Here is where Touching the Void ceases to be about “mountain climbing,” and begins to explore what dehydration, pain, exhaustion, and desperation can do to the human psyche. Hours run into days, and Simpson makes his way on his back through miles of snow and rock. As he becomes more reflective and delusional, the sound, camera, and lighting turn more surreal. Simpson comes to realizations about life, God, and even laughs at himself as a random and ridiculous tune (“There's a Brown Girl in the Ring” by Boney M) creeps into his head, mocking him. “Christ,” says Simpson via voiceover, “I'm going to die to bloody Boney M!”

We know that Simpson gets rescued somehow, because he is speaking to us. His rescue, however, becomes secondary to the fascinating trip Simpson's 25-year-old mind is taking—certain that he is going to die, but instinctively not giving up. You start to ask yourself, “Would I blame anyone in the end? Would I suddenly adopt or quickly abandon any spiritual belief? What song would creep into my head, guiding me into death—would it be my favorite aria, or a random UB40 tune?” These questions are important to all of us, regardless of whether or not we have ever climbed a mountain, or even hopped a fence. During this sequence, among the swirling questions in my head, were two prominent thoughts: 1) Simpson is very brave. 2) Director MacDonald is wickedly shrewd.

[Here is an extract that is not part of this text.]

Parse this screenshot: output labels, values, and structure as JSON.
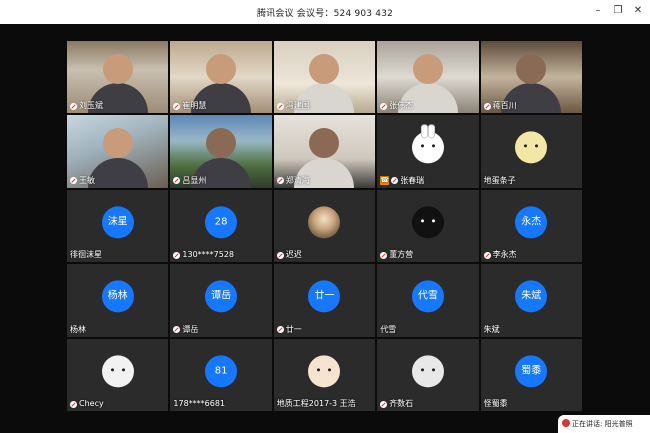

Because Touching the Void plays on universal emotion and dilemma, it is accessible to any viewer. However, if you are hell bent on making this a “mountain climbing and rescue” experience, he provides you with definitions and concepts specific to the mountain-climbing milieu. As you see slow pans of magnificent ice-capped peaks, Simpson describes vertical powder, meringues, mushrooms, cornices, Alpine-style climbing, making beds out of snow caves, and how to properly prepare potable water in sub-zero temperatures.

When Simpson finally reaches base camp, it is almost anti-climactic. In the end, MacDonald spares us traditional drama and makes us work a bit for the film's ultimate meaning. In an era obsessed with ways to capture “reality,” MacDonald rightly uses documentary to reinforce larger truths and ironies—what Simpson has learned; what Yates has to bear; and how through the cutting of a rope, two men are permanently linked.

We have a question, though. Where were the walkie talkies?

Review © February 2004 by AboutFilm.Com and the author.